In a long article in the theoretical journal Red Flag, Politburo member Nieh Jung-chen brough the new administration of Communist Party Chairman Hua Kuo-feng closer than it has come before to asserting its authority to change Mao-inspired policies.

Nieh's commentary, broadcast carlier this week by Radio Peking, suggests the government has new confidence in following its own pragmatic instincts in developing China's industry and does not feel bound by Mao's insistence on putting social concerns, like the need to climinate class differences, above economic considerations.

Nieh wrote that officials must stop glossing over the truth and must use Mao's thought only as a guide, not as a substitute for practical solutions to changing problems.

The article comes at the end of a year in which Mao's successors have made remarkable changes in his policies while insisting that they were following his instructions to the letter.

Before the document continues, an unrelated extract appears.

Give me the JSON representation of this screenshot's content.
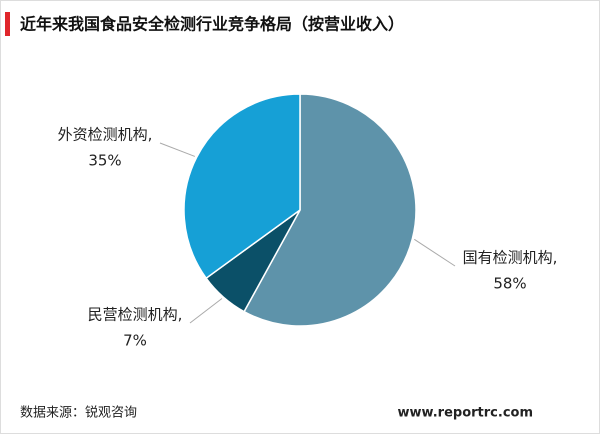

"To correctly apply Mao thought," says Nieh, a 78-year-old army veteran of the Long March, "we must master its spiritual essence, study is stand, views and methods, regard its basic theories as our guide to action, and firmly combat the tendencies to make use of a number of phrases . . . as dogma in order to disregard time, locations and conditions."

Since Mao's death Sept. 9. 1976, some of his closest desciples in the Polliburo, including his wife Chiang Ching, have disappeared. Scores of veteran party and army officials, like Nich, have returned to power after a decade in which their efforts to dampen Mao's enthusiasm for a classless society had made them politically suspect.

Traditional dramas, operas and art, shelved under Mao as insufficiently revolutionary, have returned to public view. Foreign trade, once said to violate Mao's policy of increasing China's self'reliance, is on the rise. Student attacks on teachers and worker attacks on managers, encouraged by Mao as part of the Marxist class struggle, have been discouraged in favor of discipline and production.

To justify these changes, Nieh used one Mao canon to undermine the rest. The late chairman's call for investigation of the facts becomes in Nieh's view a blessing for the pragmatic approach to China's problems that Mao derided in his later years.

"The objective world is full of contradictions and changes," Nieh says.

"Our thinking must realistically reflect such contradictions and changes. All correct ideas are subject to changes on the basis of time, location and conditions. Otherwise, they will become metaphysicial ideas."

"There are many problems that need to be solved on all fronts," Nieh said. If the leading cadres satisfy themselves with general calls and with a few quotations as the basis for such calls, they will not be able to solve problems.

"To persist in the style of seeking truth from facts," he added, "it is necessary to oppose empty talk and, especially, oppose the telling of lies. When Lin Piao [a former defense minister who allegedly tried to kill Mao] and the 'Gang of Four' were running amok, some comrades were afraid to tell the truth and even hypocritically told lies. "If, under the circumstances of that time, this was somewhat understandable, it is now very wrong to continue to tell lies. Whoever continues to do so is deliberately trying to do harm to the party, the country, the people and himself. Lies cannot last very long and will eventually be laid bare.